Cette loi a finalement été renforcée en 2007, avec l'obligation d'une stricte alternance homme - femme, toujours dans les communes de plus de 3 500 habitants. Plus récemment, la parité devait être également respectée au sein des postes d'adjoints. Une mesure qui s’est avérée plus difficile à appliquer. « Certains hommes devaient accepter de ne pas être reconduits comme adjoints. C’était une difficulté puisqu’il fallait négocier avec mes collègues qui étaient déjà en poste », se rappelle Marcel Bauer.
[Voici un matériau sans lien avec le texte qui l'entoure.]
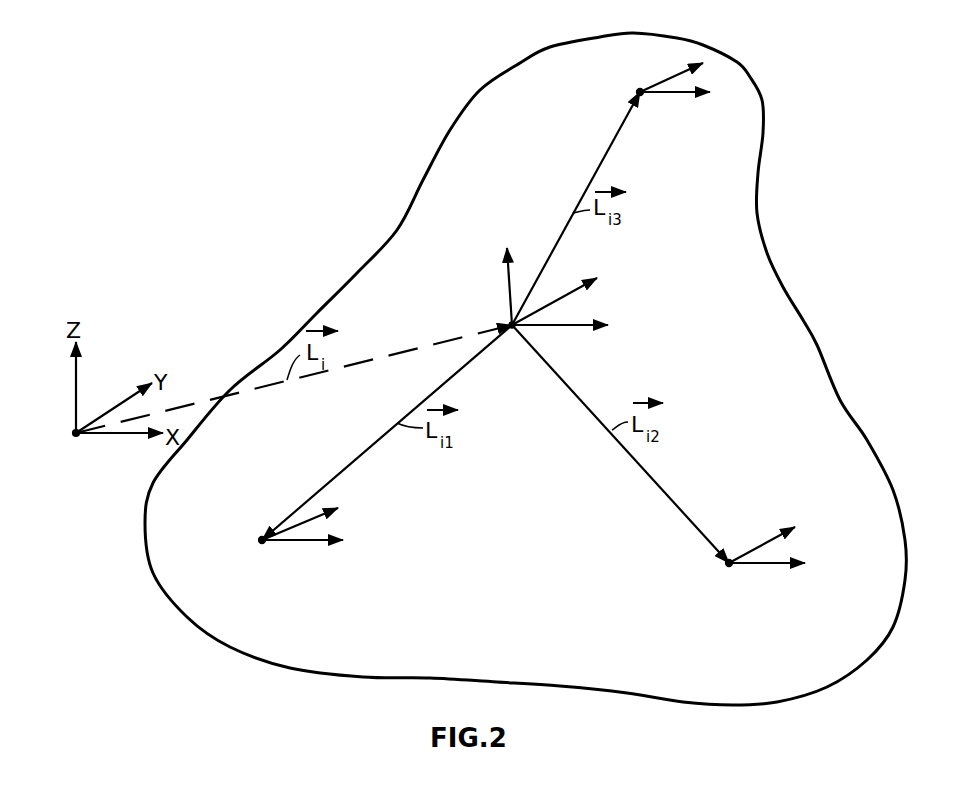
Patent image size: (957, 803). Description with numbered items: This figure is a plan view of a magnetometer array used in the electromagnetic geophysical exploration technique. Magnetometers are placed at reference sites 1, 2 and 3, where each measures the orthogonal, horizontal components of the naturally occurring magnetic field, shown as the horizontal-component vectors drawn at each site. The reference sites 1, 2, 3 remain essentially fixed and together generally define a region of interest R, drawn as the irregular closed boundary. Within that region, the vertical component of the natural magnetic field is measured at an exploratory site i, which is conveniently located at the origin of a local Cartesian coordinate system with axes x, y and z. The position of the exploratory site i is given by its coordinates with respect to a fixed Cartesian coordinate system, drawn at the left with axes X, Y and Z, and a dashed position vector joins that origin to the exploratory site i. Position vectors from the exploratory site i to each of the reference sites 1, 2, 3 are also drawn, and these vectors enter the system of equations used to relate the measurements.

The region of interest R is at (635, 30).
The exploratory site i is at (550, 293).
The reference site 1 is at (312, 523).
The reference site 2 is at (774, 547).
The reference site 3 is at (682, 74).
Mais ces textes n’ont pas réglé toutes les inégalités. Les femmes occupent encore moins souvent des postes proches de la fonction de maire. En 2020, seuls 33,5% des 1ers adjoints étaient des femmes.
Marcel Bauer, « ce n’est pas évident »
Le scrutin paritaire sera finalement harmonisé à l’ensemble du territoire français lors des élections municipales 2026. Une évolution qui ne fait pas l’unanimité. « J’ai eu l’occasion de discuter avec certains maires de petites communes. Ce n’est pas évident », dévoile le maire de Sélestat. Marcel Bauer reste cependant optimiste : « Une fois que c’est en place, les gens s’adaptent ».
Des points de vigilance sont tout de même relevés. Selon Marcel Bauer, l’application de cette loi pourrait entraîner d’autres problématiques. « Il risque d’y avoir des gens qui se mettent sur la liste par défaut », confie-t-il. Une situation qui pourrait entraîner davantage de démissions en cours de mandat.
Des listes plus courtes ?
Dans la loi, chaque liste doit comporter au minimum autant de candidats que de sièges à pourvoir, avec au plus deux candidats supplémentaires. Les communes de moins de 1 000 habitants bénéficient toutefois d’une exception. Leurs listes peuvent comporter jusqu’à deux candidats de moins que l’effectif légal.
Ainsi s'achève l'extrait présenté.